Looking to the future Mr Strange said in the event of an operational shock, a firm must deliver its most time-critical, high impact services that have an external end user (important business services). Firms should identify services that could rapidly impact on financial stability, safety and soundness or policyholder protection and have contingency arrangements.
“We therefore will expect firms to have a coherent narrative between what is ‘Critical’, or would support a firm’s viability for OCIR, and what is ‘Important’ for important business services. Irrespective of the terminology employed, boards and senior management should be aligned with us as regulators in wanting to know what aspects of their firms’ businesses have the most impact on financial stability, their own business success and their customers’ needs.
“So we don’t expect to see completely different mapping regimes employed in a silo-based fashion.

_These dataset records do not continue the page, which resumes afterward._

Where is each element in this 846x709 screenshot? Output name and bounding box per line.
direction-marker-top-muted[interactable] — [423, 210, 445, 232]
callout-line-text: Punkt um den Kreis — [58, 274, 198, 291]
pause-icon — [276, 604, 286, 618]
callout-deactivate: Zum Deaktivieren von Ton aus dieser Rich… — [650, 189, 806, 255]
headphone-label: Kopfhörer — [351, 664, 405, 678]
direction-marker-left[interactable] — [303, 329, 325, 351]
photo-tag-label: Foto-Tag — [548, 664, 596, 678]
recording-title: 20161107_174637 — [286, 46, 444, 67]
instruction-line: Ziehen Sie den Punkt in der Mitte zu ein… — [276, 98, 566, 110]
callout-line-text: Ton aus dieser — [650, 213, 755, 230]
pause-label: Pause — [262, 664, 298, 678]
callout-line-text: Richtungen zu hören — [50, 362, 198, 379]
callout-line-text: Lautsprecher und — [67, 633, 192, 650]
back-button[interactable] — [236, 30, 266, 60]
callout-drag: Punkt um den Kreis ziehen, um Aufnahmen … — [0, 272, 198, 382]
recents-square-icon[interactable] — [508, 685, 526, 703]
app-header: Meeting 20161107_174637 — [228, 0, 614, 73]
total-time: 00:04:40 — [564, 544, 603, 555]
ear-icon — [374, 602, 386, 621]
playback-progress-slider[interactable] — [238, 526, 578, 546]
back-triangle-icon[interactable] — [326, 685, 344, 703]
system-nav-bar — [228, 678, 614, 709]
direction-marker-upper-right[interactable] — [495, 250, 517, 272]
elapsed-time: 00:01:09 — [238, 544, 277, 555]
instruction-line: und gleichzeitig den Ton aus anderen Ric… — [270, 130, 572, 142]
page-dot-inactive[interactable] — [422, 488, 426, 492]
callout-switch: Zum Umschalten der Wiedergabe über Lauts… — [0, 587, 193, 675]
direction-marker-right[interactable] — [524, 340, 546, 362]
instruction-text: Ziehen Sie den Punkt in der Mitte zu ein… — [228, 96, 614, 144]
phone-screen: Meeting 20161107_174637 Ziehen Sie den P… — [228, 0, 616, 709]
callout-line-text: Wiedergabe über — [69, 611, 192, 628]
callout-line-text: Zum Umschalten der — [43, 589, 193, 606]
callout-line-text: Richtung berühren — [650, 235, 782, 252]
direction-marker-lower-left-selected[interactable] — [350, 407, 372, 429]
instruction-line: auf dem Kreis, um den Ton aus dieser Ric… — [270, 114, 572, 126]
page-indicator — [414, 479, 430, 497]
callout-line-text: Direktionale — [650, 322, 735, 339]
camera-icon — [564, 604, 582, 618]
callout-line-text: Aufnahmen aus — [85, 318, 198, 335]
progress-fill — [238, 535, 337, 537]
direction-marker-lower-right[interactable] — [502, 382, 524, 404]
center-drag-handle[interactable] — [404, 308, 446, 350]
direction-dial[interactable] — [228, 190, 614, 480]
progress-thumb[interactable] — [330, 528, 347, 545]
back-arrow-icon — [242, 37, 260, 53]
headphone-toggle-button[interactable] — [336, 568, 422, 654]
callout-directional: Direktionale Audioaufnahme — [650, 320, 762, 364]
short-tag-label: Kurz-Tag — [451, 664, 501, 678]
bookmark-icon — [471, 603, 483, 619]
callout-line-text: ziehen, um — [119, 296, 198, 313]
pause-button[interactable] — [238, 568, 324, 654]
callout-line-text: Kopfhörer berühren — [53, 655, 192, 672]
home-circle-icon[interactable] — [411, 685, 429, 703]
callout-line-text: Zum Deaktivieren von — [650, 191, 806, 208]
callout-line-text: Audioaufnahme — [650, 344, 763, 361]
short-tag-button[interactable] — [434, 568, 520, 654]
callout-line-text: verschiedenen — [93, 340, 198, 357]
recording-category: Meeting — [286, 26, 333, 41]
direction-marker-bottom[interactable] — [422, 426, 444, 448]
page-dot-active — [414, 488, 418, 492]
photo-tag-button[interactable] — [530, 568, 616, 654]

Work done to ‘map’ and understand the interconnectivity of functions, business lines and services should be leveraged to meet the requirements of both OCIR and operational resilience policies.”
He concluded: “The relative success of working remotely means that for some staff the return to office can be slow, taking account of their own personal circumstances as well as business needs. As well as heeding government advice, triggers might also include reliance on public transport, school arrangements and the ability to ensure employees’ health and safety in the office. Rotational working, staggered start/end of day times and split site working are all being considered.
“For the foreseeable future office occupancy rates will be much lower than normal. I recently came across the 21/90 rule, often quoted by lifestyle gurus; ‘it takes 21 days to build a habit and 90 days to build a lifestyle’. Well most people in the financial sector will have been working from home for double the 90 days and they’re discovering that they quite like this new lifestyle! Firms are also starting to question what the new normal will look like. This has longer term implications the ‘new normal’ and for the control environment needed to mitigate the new risks we’ve discussed.
“We will be looking to understand whether the firms who had made the most progress implementing our operational resilience policy proposals were able to respond best to this incident. There are some early indications that this is the case, as some firms were able to readily identify their key workers because they already had a good understanding of their most important business services.
“As firms adapt to a new normal, that is the time to ensure that important business services are resilient by design rather than designed first with resilience as an afterthought. This is an opportunity to move to a new and higher level of resilience as you respond to Covid-19.”